Wouldn’t it be kind of cool of Monopoly money was real? Strangely, it isn’t far from the truth. QQ coins, a kind of virtual money initially invented by the Chinese company Tencent Holdings, Ltd, was initially designed to allow users to buy digital commodities, such as virtual flowers, but has taken on a real market value.
It started a few years ago when the company started selling QQ coins for one yuan each, about 13 cents. The use of the coin took off, and then something very strange happened: online vendors started accepting the virtual currency in exchange for real world items. The artificially designed virtual currency had become real money. Its use took off, with massive online trade. It came to be used for gambling and prostitution, things that would be illegal in the realm of real money. Over the past month alone, the value of QQ coins has gone up 70%.

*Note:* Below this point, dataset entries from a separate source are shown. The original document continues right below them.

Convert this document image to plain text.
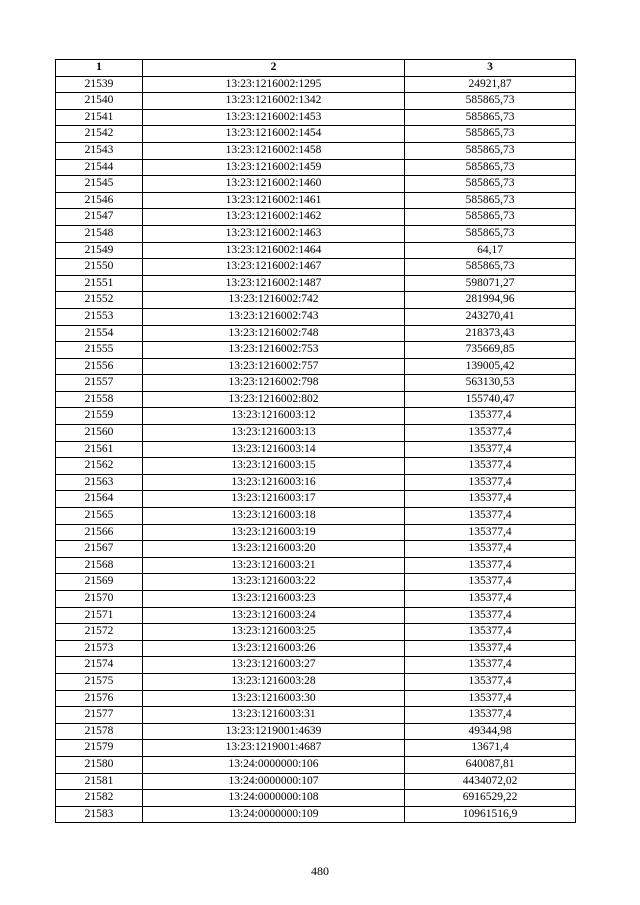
1	2	3
21539	13:23:1216002:1295	24921,87
21540	13:23:1216002:1342	585865,73
21541	13:23:1216002:1453	585865,73
21542	13:23:1216002:1454	585865,73
21543	13:23:1216002:1458	585865,73
21544	13:23:1216002:1459	585865,73
21545	13:23:1216002:1460	585865,73
21546	13:23:1216002:1461	585865,73
21547	13:23:1216002:1462	585865,73
21548	13:23:1216002:1463	585865,73
21549	13:23:1216002:1464	64,17
21550	13:23:1216002:1467	585865,73
21551	13:23:1216002:1487	598071,27
21552	13:23:1216002:742	281994,96
21553	13:23:1216002:743	243270,41
21554	13:23:1216002:748	218373,43
21555	13:23:1216002:753	735669,85
21556	13:23:1216002:757	139005,42
21557	13:23:1216002:798	563130,53
21558	13:23:1216002:802	155740,47
21559	13:23:1216003:12	135377,4
21560	13:23:1216003:13	135377,4
21561	13:23:1216003:14	135377,4
21562	13:23:1216003:15	135377,4
21563	13:23:1216003:16	135377,4
21564	13:23:1216003:17	135377,4
21565	13:23:1216003:18	135377,4
21566	13:23:1216003:19	135377,4
21567	13:23:1216003:20	135377,4
21568	13:23:1216003:21	135377,4
21569	13:23:1216003:22	135377,4
21570	13:23:1216003:23	135377,4
21571	13:23:1216003:24	135377,4
21572	13:23:1216003:25	135377,4
21573	13:23:1216003:26	135377,4
21574	13:23:1216003:27	135377,4
21575	13:23:1216003:28	135377,4
21576	13:23:1216003:30	135377,4
21577	13:23:1216003:31	135377,4
21578	13:23:1219001:4639	49344,98
21579	13:23:1219001:4687	13671,4
21580	13:24:0000000:106	640087,81
21581	13:24:0000000:107	4434072,02
21582	13:24:0000000:108	6916529,22
21583	13:24:0000000:109	10961516,9
480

This is indeed a strange phenomenon, but not something entirely unforeseen. Last year, in china alone, virtual money was a 900 million dollar business. It all started when pretend currencies like those in games such as WarCraft took on a real world value when people began selling them on eBay. As the industry developed, companies came to offer products like SecondLife, an entire virtual world, in which people pay real money to be able to buy digital clothes for their digital character. The industry took off, to the point that it now poses a problem.
Suppose the company behind the QQ coin were increase the volume of the virtual currency in circulation. Due to the scale of the entire operation, the result would be actual inflation. There would be more money on the market, and it would be harmful in the realm of real people and real commodities. It is a very real problem. Recently, former CEO of Shanda Interactive Entertainment was sentenced to five years in jail for coining $250,000 worth of virtual money for himself.
The People’s Bank of China is worried, and says that it will crack down on virtual money. Restrictions similar to the restrictions on real money will be necessary, since virtual money has essentially come to be a real currency. Not for much longer will virtual money allow for money laundering and gambling, they say.
The matter of virtual money is certainly an extremely strange one, and shows us just what an “information” economy means. If we are no longer even spending our money on the production of real things, what’s the point? How much labor would be freed up if digital economies did not have to exist? The matter does point out some problems with capitalism.